I think the hard line to walk is to have compassion for people’s different personal journeys and experiences while maintaining the rage that drives change. I’ve been trying to work on compassion – that’s the hard part.
And why they are restricted in making change, while I am in a privileged position to be able to focus on it all the time.
Do you ever get to the point where you want to break down and cry? It’s all just too overwhelming?
I mostly feel energised by all the people and projects out there making change, but I do have my moments of panic; I think we all do. The [Australian] fires made me cry. Coronavirus is very worrying. Loss of biodiversity freaks me out.
Do you think many people just don’t know where to start?
Environmental overwhelm is real but what we do as individuals matters.

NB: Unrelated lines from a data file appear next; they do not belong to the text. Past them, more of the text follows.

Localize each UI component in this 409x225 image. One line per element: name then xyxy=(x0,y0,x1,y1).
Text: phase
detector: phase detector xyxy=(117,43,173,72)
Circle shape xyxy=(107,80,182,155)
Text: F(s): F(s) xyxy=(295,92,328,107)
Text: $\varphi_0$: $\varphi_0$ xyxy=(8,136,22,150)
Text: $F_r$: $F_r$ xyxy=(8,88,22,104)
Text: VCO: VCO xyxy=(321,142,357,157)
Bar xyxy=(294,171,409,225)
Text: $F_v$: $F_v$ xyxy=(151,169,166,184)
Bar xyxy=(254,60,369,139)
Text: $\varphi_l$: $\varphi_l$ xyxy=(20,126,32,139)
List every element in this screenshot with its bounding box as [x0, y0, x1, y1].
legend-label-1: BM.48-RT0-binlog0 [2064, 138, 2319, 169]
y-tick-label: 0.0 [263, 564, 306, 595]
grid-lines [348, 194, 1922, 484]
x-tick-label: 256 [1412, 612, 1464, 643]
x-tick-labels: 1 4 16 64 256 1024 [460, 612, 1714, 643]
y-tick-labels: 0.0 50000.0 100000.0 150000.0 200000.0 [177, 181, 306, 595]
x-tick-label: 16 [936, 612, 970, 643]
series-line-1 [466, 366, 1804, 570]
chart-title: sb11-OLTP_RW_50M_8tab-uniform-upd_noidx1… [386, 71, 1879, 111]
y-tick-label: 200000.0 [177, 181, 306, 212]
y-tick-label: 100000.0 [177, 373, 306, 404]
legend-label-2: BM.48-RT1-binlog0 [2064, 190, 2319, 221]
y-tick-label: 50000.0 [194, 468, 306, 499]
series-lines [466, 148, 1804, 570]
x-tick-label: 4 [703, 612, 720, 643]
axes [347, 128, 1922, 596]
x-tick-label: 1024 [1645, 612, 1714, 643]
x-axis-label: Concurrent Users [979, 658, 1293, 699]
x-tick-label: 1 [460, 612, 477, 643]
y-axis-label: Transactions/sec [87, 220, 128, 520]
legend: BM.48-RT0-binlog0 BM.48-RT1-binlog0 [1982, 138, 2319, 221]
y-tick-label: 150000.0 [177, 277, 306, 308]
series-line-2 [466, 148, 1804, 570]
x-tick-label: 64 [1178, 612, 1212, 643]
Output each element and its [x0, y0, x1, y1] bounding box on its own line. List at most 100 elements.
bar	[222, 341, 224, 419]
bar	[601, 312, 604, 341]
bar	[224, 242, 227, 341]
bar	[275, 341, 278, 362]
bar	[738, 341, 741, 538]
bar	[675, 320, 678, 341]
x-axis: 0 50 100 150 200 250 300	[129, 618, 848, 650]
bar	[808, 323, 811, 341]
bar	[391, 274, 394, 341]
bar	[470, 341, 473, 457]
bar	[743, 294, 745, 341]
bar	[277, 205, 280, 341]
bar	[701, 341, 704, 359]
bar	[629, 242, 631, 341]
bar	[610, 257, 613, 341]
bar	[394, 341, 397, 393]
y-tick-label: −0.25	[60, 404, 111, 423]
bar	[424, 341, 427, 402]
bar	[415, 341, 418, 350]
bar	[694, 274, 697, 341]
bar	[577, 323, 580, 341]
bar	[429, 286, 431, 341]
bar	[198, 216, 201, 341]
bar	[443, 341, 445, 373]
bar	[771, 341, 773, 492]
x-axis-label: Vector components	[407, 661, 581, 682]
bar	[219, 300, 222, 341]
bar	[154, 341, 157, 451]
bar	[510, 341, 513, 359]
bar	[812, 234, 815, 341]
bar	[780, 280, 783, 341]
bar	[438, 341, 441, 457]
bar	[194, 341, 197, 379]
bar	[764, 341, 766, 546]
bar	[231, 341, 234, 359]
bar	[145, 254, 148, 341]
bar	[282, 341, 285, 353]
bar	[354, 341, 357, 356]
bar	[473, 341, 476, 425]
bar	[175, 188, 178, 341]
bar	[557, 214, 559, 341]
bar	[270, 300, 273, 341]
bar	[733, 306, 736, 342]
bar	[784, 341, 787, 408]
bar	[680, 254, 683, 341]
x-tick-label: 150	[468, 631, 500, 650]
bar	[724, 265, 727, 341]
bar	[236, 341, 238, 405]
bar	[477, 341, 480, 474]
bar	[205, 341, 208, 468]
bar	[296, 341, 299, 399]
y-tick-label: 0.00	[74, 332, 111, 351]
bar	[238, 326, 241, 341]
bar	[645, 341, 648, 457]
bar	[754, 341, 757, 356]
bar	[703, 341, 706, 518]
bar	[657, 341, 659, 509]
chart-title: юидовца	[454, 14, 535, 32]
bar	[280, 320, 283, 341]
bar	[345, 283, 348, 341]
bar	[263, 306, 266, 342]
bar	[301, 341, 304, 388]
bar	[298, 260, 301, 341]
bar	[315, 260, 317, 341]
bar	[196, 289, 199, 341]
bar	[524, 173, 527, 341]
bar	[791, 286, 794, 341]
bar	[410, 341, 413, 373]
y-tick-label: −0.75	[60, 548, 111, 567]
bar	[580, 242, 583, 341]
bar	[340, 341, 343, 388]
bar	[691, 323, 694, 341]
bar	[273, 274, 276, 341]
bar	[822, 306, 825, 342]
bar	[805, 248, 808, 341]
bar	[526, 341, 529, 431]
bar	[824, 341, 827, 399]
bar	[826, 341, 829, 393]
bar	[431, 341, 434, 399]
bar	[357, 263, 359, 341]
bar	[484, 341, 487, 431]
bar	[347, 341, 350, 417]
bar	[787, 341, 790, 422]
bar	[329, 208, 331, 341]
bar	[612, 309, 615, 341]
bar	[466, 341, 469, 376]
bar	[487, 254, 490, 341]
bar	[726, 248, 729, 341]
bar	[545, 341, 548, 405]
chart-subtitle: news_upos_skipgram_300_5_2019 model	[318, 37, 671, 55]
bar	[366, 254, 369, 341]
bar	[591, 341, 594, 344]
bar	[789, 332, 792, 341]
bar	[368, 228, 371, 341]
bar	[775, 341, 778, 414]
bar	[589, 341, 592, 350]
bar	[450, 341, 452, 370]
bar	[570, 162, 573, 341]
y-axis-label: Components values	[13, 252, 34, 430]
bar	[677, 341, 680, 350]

We can lead by example, and others will follow by changing their habits, even just the small things like, ‘Oh they’ve got paper straws, so we should too’.
We can build momentum with small steps.
THREE FAVOURITE SUSTAINABLE LABELS
Outland Denim, Stella McCartney & Veja
THREE FAVOURITE THINGS
- Libraries – “I think that we underuse libraries. In New South Wales you can get any book on their database delivered to your local branch. And it’s free. Libraries change the world… yet all over the world, we’re in danger of losing them if people don’t use them! I think we forget they’re so full of wonder. The internet is fine, but books will never lose their power for me.”
- Reusable water bottles, bags, cups etc.